嫌われ者に恋をしました
「一緒にいたくないの?俺は一緒にいたい」
「えっ……」
「それとも実家に連れて行くなんて言ったから引いた?」
隼人は目をそらして自嘲するように言った。でも、雪菜はそんなことを言われるとは思わなくて、思わず首を傾げた。
「え?いえ、そんなことはありません」
「じゃあ、いいじゃん」
「……」
「……それとも抱かれたくないとか?嫌ならしないよ」
「えっと、そういうことではなくて……」
隼人はまた真剣な瞳で見つめてきた。
「嫌なことは嫌って言ってほしいって言ったの忘れた?」
「嫌ということではなくて……その、ちょっと恥ずかしくなっただけなのです……」
隼人は雪菜をじっと見つめたまま言った。
「……本当?」
「本当です」
「……じゃあ、今日も一緒にいてよ」
そう言うと隼人は雪菜を抱き寄せた。
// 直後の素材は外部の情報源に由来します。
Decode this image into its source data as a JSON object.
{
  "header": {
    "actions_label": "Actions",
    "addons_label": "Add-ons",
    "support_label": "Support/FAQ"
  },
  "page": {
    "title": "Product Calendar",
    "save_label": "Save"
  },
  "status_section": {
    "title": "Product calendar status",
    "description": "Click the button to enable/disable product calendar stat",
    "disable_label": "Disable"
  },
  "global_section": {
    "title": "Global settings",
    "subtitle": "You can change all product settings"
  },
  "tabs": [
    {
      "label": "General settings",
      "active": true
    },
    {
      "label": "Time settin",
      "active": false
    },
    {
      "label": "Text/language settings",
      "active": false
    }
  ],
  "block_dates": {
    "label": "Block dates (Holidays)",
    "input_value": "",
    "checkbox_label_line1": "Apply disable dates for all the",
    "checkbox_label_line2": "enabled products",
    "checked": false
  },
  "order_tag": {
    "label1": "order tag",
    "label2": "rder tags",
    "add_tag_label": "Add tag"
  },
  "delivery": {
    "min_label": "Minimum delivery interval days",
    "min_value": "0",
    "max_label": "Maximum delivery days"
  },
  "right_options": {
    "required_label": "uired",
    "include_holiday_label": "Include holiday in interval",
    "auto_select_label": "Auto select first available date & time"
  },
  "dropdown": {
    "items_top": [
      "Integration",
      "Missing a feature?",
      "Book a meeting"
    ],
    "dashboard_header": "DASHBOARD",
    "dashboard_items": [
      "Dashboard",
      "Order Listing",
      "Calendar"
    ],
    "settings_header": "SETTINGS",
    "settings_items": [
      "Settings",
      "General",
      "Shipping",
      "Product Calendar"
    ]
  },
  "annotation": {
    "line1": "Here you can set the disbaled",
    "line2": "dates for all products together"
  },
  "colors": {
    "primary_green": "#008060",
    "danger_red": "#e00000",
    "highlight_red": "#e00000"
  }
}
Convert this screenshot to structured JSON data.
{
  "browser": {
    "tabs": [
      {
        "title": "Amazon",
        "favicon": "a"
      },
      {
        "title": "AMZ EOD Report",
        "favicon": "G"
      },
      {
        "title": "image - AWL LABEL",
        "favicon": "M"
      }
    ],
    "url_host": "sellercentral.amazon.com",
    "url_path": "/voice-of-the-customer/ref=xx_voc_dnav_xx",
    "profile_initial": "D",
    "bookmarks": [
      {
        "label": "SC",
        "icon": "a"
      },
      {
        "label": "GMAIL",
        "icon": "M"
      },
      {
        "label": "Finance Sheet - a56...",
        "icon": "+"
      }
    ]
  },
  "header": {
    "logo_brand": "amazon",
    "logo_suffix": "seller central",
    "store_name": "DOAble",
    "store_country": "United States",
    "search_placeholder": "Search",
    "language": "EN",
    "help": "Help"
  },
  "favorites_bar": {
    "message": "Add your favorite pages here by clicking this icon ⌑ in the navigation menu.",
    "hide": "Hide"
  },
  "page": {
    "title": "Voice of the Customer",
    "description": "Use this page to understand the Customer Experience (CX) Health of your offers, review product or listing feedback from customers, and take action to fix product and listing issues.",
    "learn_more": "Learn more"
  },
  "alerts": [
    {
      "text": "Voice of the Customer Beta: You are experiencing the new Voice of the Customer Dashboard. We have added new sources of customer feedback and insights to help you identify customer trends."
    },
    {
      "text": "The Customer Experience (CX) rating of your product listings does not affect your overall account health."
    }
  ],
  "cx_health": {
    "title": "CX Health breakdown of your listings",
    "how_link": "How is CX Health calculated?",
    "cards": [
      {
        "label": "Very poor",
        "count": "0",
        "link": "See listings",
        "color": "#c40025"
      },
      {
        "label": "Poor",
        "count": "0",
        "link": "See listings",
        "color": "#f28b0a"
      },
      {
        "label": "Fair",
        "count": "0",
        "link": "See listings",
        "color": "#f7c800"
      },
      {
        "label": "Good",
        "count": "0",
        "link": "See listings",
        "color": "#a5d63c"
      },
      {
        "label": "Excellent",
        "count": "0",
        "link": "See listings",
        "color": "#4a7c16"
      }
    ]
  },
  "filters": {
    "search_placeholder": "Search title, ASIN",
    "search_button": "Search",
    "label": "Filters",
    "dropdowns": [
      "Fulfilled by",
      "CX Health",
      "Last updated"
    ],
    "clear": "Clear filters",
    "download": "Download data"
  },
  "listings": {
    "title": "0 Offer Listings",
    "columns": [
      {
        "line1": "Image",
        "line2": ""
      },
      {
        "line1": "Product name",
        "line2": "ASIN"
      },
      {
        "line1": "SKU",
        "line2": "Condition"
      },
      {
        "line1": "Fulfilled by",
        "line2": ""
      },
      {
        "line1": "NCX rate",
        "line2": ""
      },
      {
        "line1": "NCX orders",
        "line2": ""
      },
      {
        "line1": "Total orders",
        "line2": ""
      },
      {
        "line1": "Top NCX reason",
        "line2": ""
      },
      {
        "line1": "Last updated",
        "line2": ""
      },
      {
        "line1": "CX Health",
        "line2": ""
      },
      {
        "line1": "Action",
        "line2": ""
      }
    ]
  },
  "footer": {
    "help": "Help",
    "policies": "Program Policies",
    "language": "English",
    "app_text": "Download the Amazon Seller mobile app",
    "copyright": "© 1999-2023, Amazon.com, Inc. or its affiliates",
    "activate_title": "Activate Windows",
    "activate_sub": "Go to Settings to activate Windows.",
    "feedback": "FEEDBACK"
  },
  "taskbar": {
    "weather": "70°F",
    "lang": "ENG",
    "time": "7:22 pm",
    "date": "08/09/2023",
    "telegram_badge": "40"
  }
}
そんな甘えた声で言われたら、すぐに落ちてしまう。普段は会社で冷静な課長をやっている人が、今は自分に猫みたいに甘えている。そう思ったらキュンとした。
隼人の温かい肩に頬を寄せて目を閉じたら、帰ろうと思っていたことが嘘みたいに離れがたくなった。ずっとこうやって、くっついていたい。
「私も、一緒にいたいです……」
小声でそう言うと、抱き締める隼人の腕に力が入った。